Any interesting observation that stayed with you?
I was impressed with the fact that the Kharai camels can swim in Indus river and up the Arabian Sea. Kharai camel is the only swimming camel.
Our camels don’t like water, their feet gets stuck. Here I saw that the camels have adapted themselves. It was a huge revelation and so special. Herders speak to camels; they walk along the side. They communicate so that they stay close by.
What kind of similarities exist between Maldhari and Aborigines?
Australia has long empty roads, while India has so many people and industries. Over a million camels live in Australia. No interference. They don’t milk the camels unlike the Maldhari. Sometimes they shoot to kill. On the other hand, Maldhari don’t kill camel for food; they are vegetarians. They use camel for milking and wool for making blankets, rugs.
Shed light on their women
Maldhari women are equal partners; they get all the respect from men. The community has particular beliefs yet when it comes to women they collect firewood, cook rotis and vegetables on animal dung, look after children and herd their animals. They even shave off hair from goat, buffaloes with big scissors; then spin the wool and dye them and make wedding shawls.
In festivals they cut them into patterns. Animals are like family, if they get hurt, they cry.

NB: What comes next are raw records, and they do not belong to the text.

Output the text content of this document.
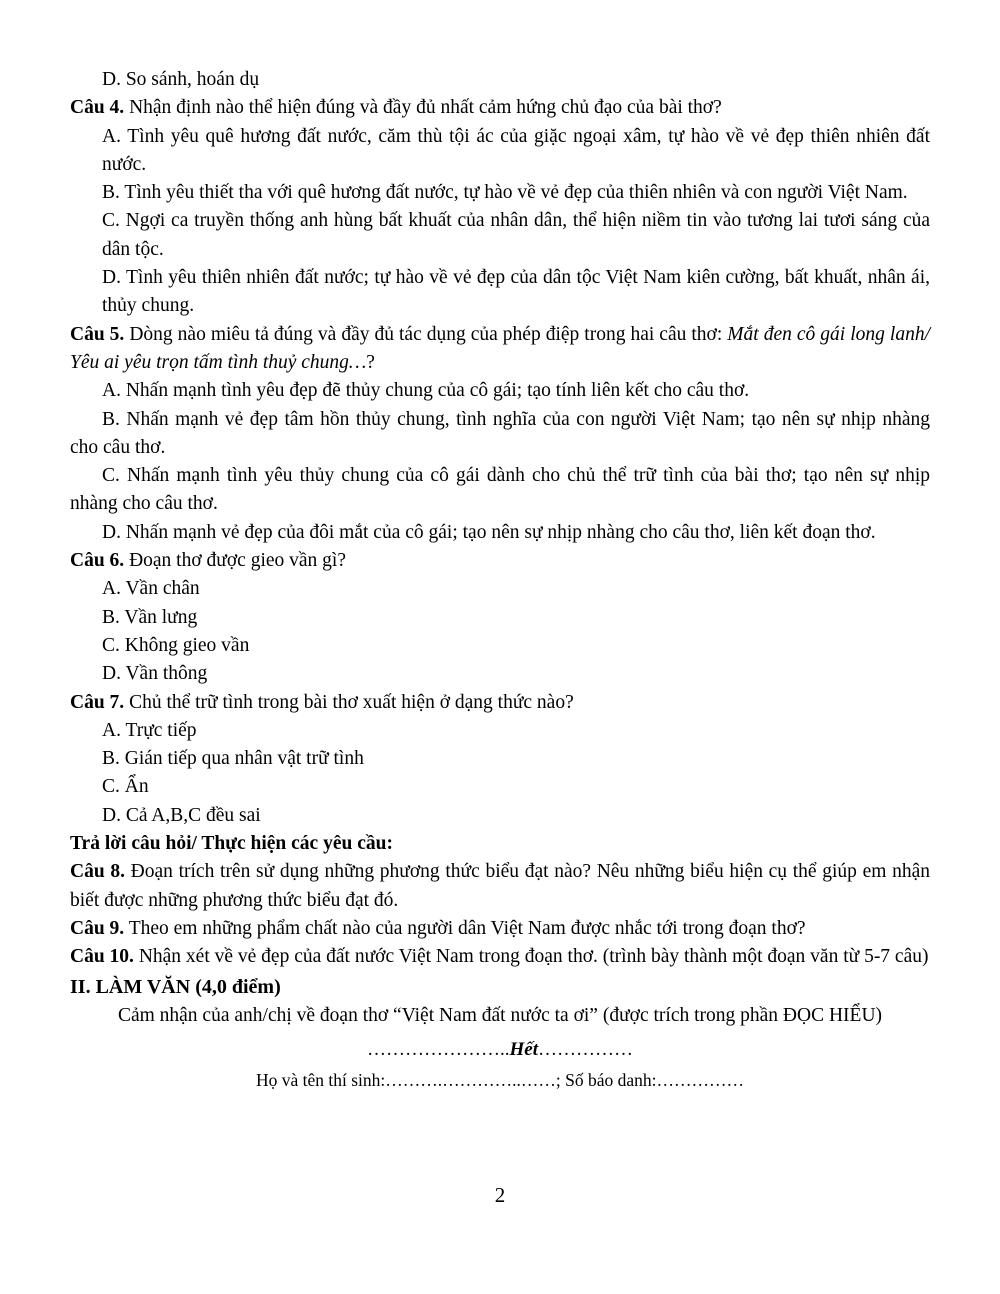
D. So sánh, hoán dụ

Câu 4. Nhận định nào thể hiện đúng và đầy đủ nhất cảm hứng chủ đạo của bài thơ?

A. Tình yêu quê hương đất nước, căm thù tội ác của giặc ngoại xâm, tự hào về vẻ đẹp thiên nhiên đất nước.

B. Tình yêu thiết tha với quê hương đất nước, tự hào về vẻ đẹp của thiên nhiên và con người Việt Nam.

C. Ngợi ca truyền thống anh hùng bất khuất của nhân dân, thể hiện niềm tin vào tương lai tươi sáng của dân tộc.

D. Tình yêu thiên nhiên đất nước; tự hào về vẻ đẹp của dân tộc Việt Nam kiên cường, bất khuất, nhân ái, thủy chung.

Câu 5. Dòng nào miêu tả đúng và đầy đủ tác dụng của phép điệp trong hai câu thơ: Mắt đen cô gái long lanh/ Yêu ai yêu trọn tấm tình thuỷ chung…?

A. Nhấn mạnh tình yêu đẹp đẽ thủy chung của cô gái; tạo tính liên kết cho câu thơ.

B. Nhấn mạnh vẻ đẹp tâm hồn thủy chung, tình nghĩa của con người Việt Nam; tạo nên sự nhịp nhàng cho câu thơ.

C. Nhấn mạnh tình yêu thủy chung của cô gái dành cho chủ thể trữ tình của bài thơ; tạo nên sự nhịp nhàng cho câu thơ.

D. Nhấn mạnh vẻ đẹp của đôi mắt của cô gái; tạo nên sự nhịp nhàng cho câu thơ, liên kết đoạn thơ.

Câu 6. Đoạn thơ được gieo vần gì?

A. Vần chân

B. Vần lưng

C. Không gieo vần

D. Vần thông

Câu 7. Chủ thể trữ tình trong bài thơ xuất hiện ở dạng thức nào?

A. Trực tiếp

B. Gián tiếp qua nhân vật trữ tình

C. Ẩn

D. Cả A,B,C đều sai

Trả lời câu hỏi/ Thực hiện các yêu cầu:

Câu 8. Đoạn trích trên sử dụng những phương thức biểu đạt nào? Nêu những biểu hiện cụ thể giúp em nhận biết được những phương thức biểu đạt đó.

Câu 9. Theo em những phẩm chất nào của người dân Việt Nam được nhắc tới trong đoạn thơ?

Câu 10. Nhận xét về vẻ đẹp của đất nước Việt Nam trong đoạn thơ. (trình bày thành một đoạn văn từ 5-7 câu)

II. LÀM VĂN (4,0 điểm)

Cảm nhận của anh/chị về đoạn thơ “Việt Nam đất nước ta ơi” (được trích trong phần ĐỌC HIỂU)

…………………..Hết……………

Họ và tên thí sinh:……….…………..……; Số báo danh:……………

2
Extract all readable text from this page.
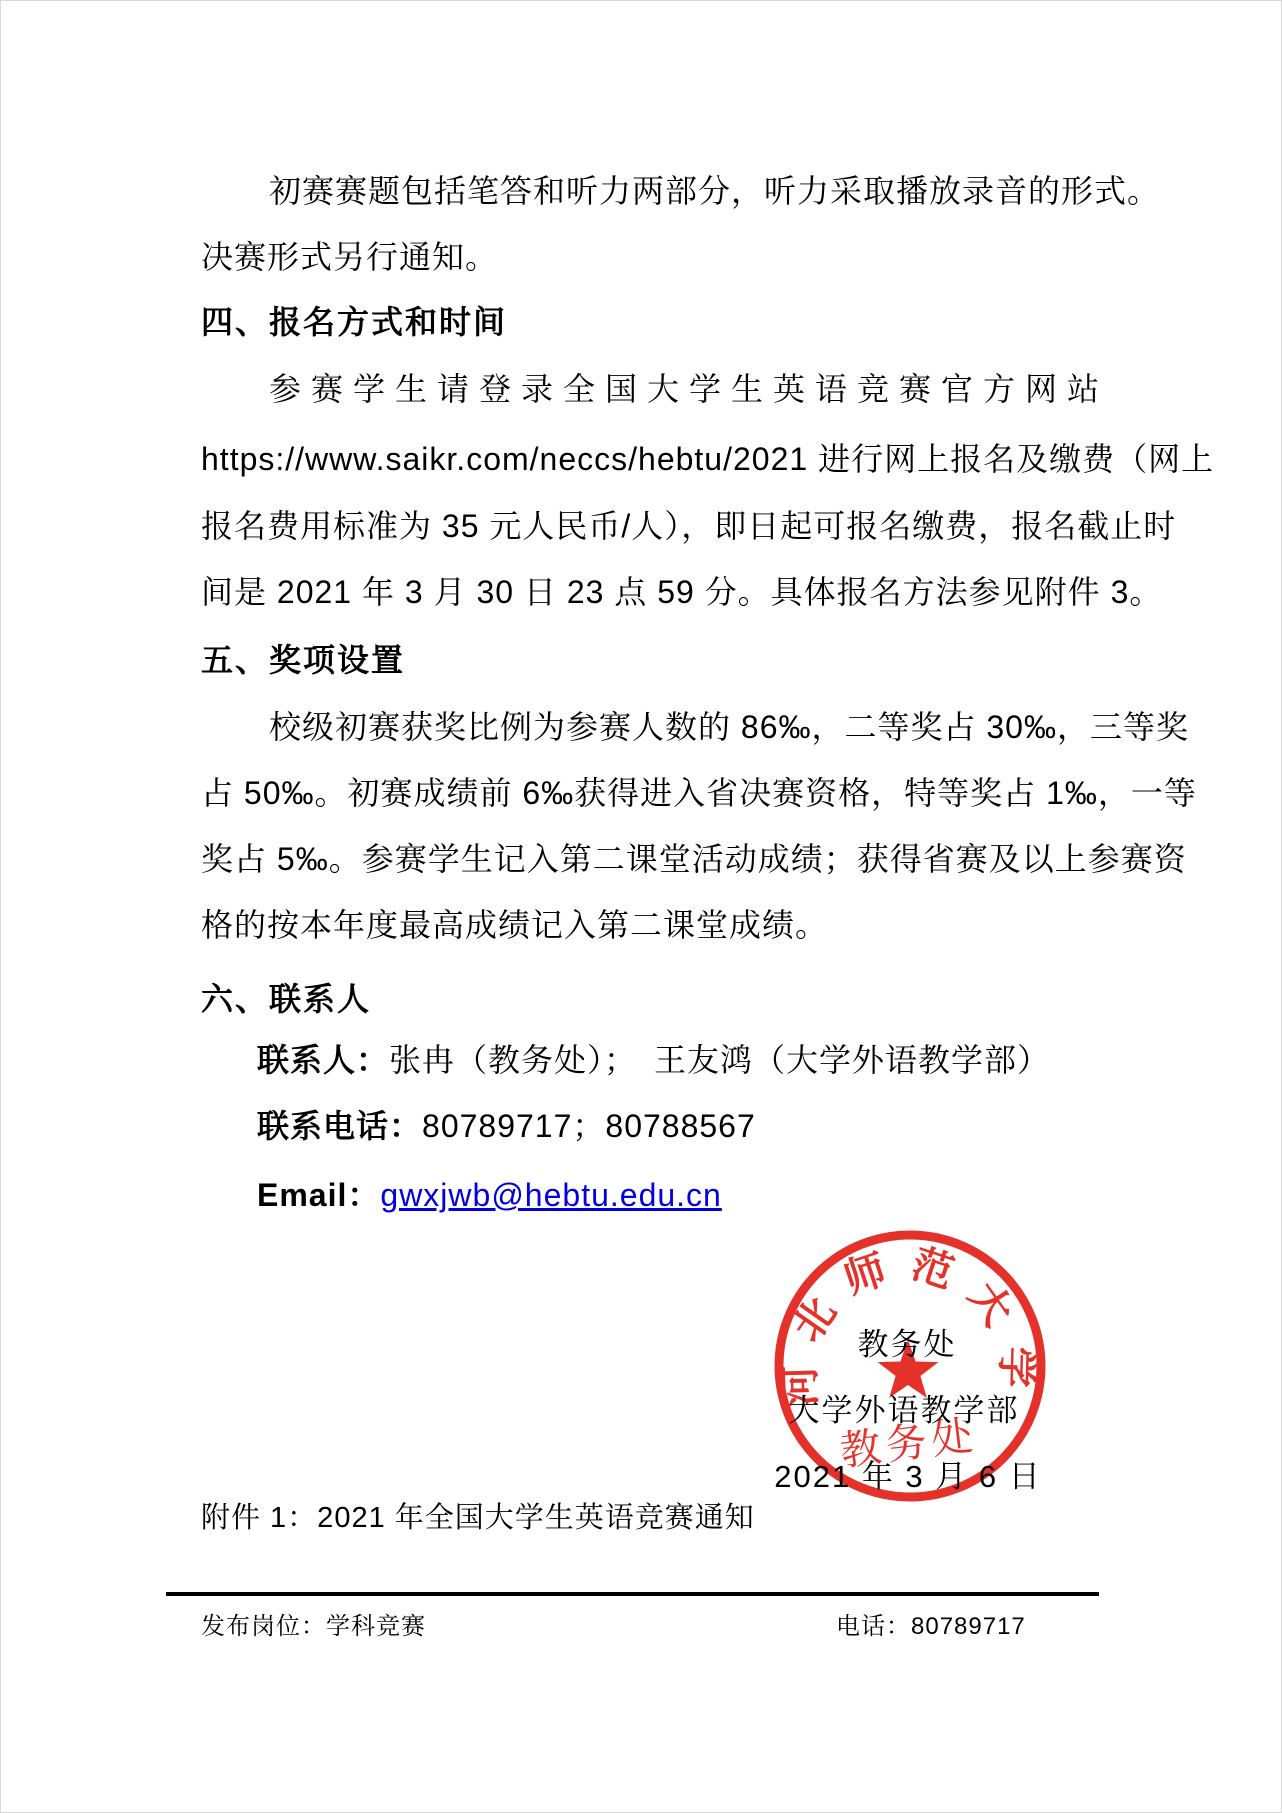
初赛赛题包括笔答和听力两部分，听力采取播放录音的形式。
决赛形式另行通知。
四、报名方式和时间
参赛学生请登录全国大学生英语竞赛官方网站
https://www.saikr.com/neccs/hebtu/2021 进行网上报名及缴费（网上
报名费用标准为 35 元人民币/人），即日起可报名缴费，报名截止时
间是 2021 年 3 月 30 日 23 点 59 分。具体报名方法参见附件 3。
五、奖项设置
校级初赛获奖比例为参赛人数的 86‰，二等奖占 30‰，三等奖
占 50‰。初赛成绩前 6‰获得进入省决赛资格，特等奖占 1‰，一等
奖占 5‰。参赛学生记入第二课堂活动成绩；获得省赛及以上参赛资
格的按本年度最高成绩记入第二课堂成绩。
六、联系人
联系人：张冉（教务处）；　王友鸿（大学外语教学部）
联系电话：80789717；80788567
Email：gwxjwb@hebtu.edu.cn
河北师范大学
教务处
教务处
大学外语教学部
2021 年 3 月 6 日
附件 1：2021 年全国大学生英语竞赛通知
发布岗位：学科竞赛	电话：80789717
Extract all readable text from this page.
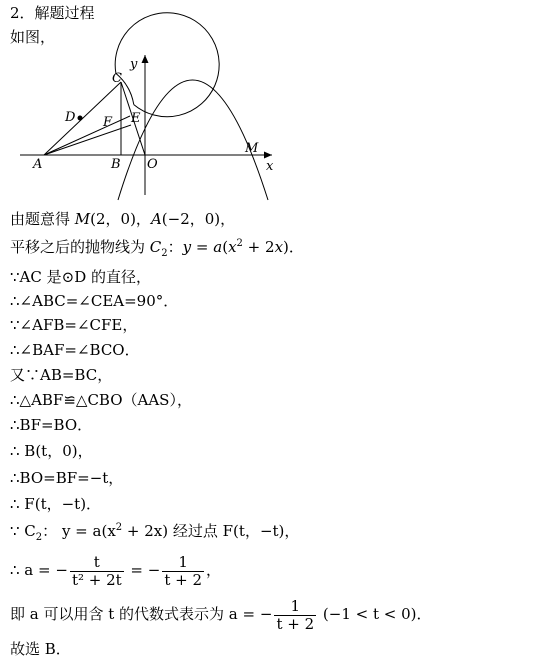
2．解题过程
如图，
y
C
D	E
F
A	B O
M
x
由题意得 M(2，0)，A(−2，0)，
平移之后的抛物线为 $C_2$：$y = a(x^2 + 2x)$．
∵AC 是⊙D 的直径，
∴∠ABC=∠CEA=90°．
∵∠AFB=∠CFE，
∴∠BAF=∠BCO．
又∵AB=BC，
∴△ABF≌△CBO（AAS），
∴BF=BO．
∴ B(t，0)，
∴BO=BF=−t，
∴ F(t，−t)．
∵ $C_2$： $y = a(x^2 + 2x)$ 经过点 F(t，−t)，
∴ a = − $\frac{t}{\text{t² + 2t}}$ = − $\frac{1}{t + 2}$ ，
即 a 可以用含 t 的代数式表示为 a = − $\frac{1}{t + 2} (-1 < t < 0)$．
故选 B．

How do you intend to mitigate their sufferings?
As a person based in Australia, I can show my work to the people. When people come to art exhibition they would come to know about tribal vintage. Then they would tell me to narrate stories. During my stay, I moved around from one camp to another and found how the Rabari, Jats, Raika live and do their art forms. All have distinct weaving and textiles art forms.
They wear simple clothes with colourful head caps. Maldhari simple sticks with animals. They use natural dyes, colours like turmeric and indigo are so rich.
I am not a social worker. As an artist I would like to show beauty of their textiles, motifs. People need to understand their sophisticated art. They have much more art history than Australia. I would like this body of work to go to museums, institutions in Australia.